Luther on Dying

1st Corinthians 15:16-17
For if the dead are not raised, then Christ has not been raised. If Christ has not been raised, your faith is futile and you are still in your sins.

Martin Luther wrote, "it has been widely said that he who fears death is a fool, for by doing this he loses life." This would be a great saying, if anyone could live by it. Everyone knows that people don't get anywhere by fearing death, they only ruin their lives and are never happy. We see this all the time in people who are in a deep sadness, anticipating death and not much else in life. They can't be comforted or feel joyful even if you wrapped them in golden robes, filled them with the best food and drink, and offered them all kinds of entertainment, even music on the string instruments! They can't feel alive because they walk around with morbid thoughts about death all the time, so they are practically dead already! People tell us that the best thing to do is to throw off this fear, force out of our minds, say to ourselves why worry, after all when we're dead we're dead! As Paul wrote in I Corinthians , "eat, drink and be merry for tomorrow we may die! (15:32) But this is a shortcut because it pretends that God's anger, hell and damnation don't exist. Christians cannot do that. We can't just toss the baby out with the bathwater, we can't just toss reality out of our hearts because we want to believe nothing bad will ever happen to us. In fact if they were to do this, most Christians would feel more fear as their faith would struggle to grow. So we comfort them by saying, friend, if you are continually distressed by life, if you feel poor and miserable, then take care of where you stand for some of these things are happening BECAUSE you are a Christian! If you were not a Christian, you wouldn't care about God's anger or hell! But guard yourself against fear, and always hold on to the fact that Christ is risen from the dead for your sake!"

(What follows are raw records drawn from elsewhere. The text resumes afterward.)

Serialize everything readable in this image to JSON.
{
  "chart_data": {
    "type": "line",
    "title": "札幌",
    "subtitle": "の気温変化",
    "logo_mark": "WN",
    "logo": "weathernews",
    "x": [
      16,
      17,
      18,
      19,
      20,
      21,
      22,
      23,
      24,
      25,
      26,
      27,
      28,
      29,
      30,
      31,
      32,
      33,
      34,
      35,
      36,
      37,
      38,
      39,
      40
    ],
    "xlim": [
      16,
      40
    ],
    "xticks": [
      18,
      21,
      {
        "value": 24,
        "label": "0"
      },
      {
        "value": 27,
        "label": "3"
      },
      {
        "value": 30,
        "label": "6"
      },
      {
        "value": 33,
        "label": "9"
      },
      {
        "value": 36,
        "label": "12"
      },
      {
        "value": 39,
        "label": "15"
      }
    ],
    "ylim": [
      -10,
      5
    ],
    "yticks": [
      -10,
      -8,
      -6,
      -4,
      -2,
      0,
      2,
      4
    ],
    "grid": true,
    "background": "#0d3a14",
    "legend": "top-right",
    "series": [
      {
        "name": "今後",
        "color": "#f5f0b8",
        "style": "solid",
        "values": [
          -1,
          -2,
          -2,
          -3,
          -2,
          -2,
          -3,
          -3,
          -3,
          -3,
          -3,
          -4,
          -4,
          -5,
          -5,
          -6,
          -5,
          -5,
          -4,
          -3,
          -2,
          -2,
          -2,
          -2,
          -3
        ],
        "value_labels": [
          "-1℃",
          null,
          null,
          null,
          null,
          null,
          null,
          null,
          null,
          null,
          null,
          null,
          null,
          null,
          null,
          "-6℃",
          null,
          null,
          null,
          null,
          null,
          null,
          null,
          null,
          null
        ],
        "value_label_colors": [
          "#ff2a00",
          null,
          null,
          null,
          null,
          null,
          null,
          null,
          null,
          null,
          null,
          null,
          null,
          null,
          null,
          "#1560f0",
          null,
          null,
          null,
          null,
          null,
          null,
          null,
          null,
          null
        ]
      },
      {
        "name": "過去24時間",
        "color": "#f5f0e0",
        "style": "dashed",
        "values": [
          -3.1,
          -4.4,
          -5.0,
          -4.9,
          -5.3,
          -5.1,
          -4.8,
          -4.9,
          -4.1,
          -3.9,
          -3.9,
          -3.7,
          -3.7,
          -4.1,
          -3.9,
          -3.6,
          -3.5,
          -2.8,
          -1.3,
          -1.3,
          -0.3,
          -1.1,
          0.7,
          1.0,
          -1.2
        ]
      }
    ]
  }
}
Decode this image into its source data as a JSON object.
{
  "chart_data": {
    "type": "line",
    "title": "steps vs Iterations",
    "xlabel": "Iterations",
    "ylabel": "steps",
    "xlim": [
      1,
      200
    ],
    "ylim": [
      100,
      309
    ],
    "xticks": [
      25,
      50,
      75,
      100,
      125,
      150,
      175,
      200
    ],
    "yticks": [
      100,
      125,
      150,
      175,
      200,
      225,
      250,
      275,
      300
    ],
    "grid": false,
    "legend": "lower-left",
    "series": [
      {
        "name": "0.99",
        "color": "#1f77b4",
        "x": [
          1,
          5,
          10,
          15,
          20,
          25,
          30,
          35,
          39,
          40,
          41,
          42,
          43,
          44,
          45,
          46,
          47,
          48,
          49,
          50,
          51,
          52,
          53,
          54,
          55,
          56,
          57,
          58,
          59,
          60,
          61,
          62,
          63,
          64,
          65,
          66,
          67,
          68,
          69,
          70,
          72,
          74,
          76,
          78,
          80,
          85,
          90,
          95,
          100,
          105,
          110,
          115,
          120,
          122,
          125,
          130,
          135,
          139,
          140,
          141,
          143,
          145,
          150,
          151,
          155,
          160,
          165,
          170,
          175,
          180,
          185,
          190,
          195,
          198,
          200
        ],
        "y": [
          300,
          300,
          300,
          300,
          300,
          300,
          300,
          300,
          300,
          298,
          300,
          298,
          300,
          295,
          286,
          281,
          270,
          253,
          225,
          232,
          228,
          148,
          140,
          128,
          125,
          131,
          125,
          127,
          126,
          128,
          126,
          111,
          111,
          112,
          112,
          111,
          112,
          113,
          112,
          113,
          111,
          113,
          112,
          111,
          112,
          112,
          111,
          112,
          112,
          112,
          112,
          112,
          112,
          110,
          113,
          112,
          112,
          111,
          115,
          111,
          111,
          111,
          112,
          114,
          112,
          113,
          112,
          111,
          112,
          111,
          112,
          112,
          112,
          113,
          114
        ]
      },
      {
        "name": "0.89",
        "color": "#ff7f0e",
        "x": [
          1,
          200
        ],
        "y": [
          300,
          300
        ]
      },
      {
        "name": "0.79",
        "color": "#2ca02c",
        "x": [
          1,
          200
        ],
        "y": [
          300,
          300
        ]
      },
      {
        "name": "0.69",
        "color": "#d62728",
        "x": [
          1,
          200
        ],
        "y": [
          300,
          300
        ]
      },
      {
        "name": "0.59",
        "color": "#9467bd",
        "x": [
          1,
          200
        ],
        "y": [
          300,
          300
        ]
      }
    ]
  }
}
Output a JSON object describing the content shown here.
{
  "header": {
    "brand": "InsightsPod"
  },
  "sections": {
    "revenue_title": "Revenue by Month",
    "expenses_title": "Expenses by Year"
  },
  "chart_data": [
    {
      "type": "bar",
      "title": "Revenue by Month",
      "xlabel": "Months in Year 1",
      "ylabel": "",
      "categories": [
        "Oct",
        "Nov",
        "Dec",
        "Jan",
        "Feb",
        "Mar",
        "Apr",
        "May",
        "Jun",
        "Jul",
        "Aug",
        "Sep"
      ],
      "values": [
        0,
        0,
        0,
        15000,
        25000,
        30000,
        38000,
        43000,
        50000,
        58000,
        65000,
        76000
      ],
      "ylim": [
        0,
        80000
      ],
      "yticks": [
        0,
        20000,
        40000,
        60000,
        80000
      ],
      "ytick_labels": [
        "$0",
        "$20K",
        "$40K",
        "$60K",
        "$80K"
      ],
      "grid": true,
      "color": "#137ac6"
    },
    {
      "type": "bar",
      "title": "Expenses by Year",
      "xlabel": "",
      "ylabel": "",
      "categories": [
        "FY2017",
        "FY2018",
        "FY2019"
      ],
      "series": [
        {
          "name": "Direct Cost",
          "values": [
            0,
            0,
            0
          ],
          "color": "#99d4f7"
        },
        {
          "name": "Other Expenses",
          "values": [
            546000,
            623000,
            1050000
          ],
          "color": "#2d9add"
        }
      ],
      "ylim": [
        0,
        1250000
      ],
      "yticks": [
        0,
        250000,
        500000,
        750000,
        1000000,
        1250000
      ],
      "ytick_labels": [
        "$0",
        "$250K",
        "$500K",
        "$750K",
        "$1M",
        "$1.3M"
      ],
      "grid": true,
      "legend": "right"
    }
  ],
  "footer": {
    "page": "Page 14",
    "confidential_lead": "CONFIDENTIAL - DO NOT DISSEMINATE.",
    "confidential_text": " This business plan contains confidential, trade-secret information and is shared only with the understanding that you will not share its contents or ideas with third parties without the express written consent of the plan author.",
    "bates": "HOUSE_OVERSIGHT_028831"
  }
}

Living in the 21st century it is difficult for us to imagine where Luther was coming from. When you stop to consider that the average lifespan during the time of Martin Luther was about 50, that many children and women who bore children died in childbirth, that Luther himself who was never married before he was a middle-aged man, lost one daughter to death whom he grieved his entire life, it goes without saying that we do not think of death in the same way as Luther did. People living during Luther's Day lived in constant fear of death. If disease, accidental death, poverty and starvation were not enough, there was the plague, wars and rumors of wars, brigands on the highway, in short a thousand ways to die we do not consider! Luther was pointing out what Jesus believed, that every moment between now and the time our lives came to an end are designed to be lived joyfully. Abundant Life is the calling of every child of God. In particular those who are baptized into the life, death and resurrection of Jesus, must joyfully live every moment of life , because we know death is not the end! Luther and Jesus' advice to the Christian was the same, it's not about "eating and drinking for tomorrow we may die" - it's about living life joyfully because tomorrow we will die, and in death pass beyond the sorrows and cares of this world into the joys of everlasting life with Christ in the next. Living life like that makes the world a better place here and now. It opens us up to the good things around us. Jesus died on a cross to be sure, you he died for us that we would know of a certainty there was nothing to fear, because he rose three days later! Christians are baptized into the death and resurrection of Jesus! It would do us well in this world, to not focus too much on the day-to-day "eat, to drink and be merry lest you die" or the "oh my God, oh my God, oh my God, I'm going to die some day" kind of thinking, but rather to look at every moment of life as the opportunity God's baptized children, to joyfully live our lives as a witness that our God has overcome every bad thing we could possibly imagine, even and especially death!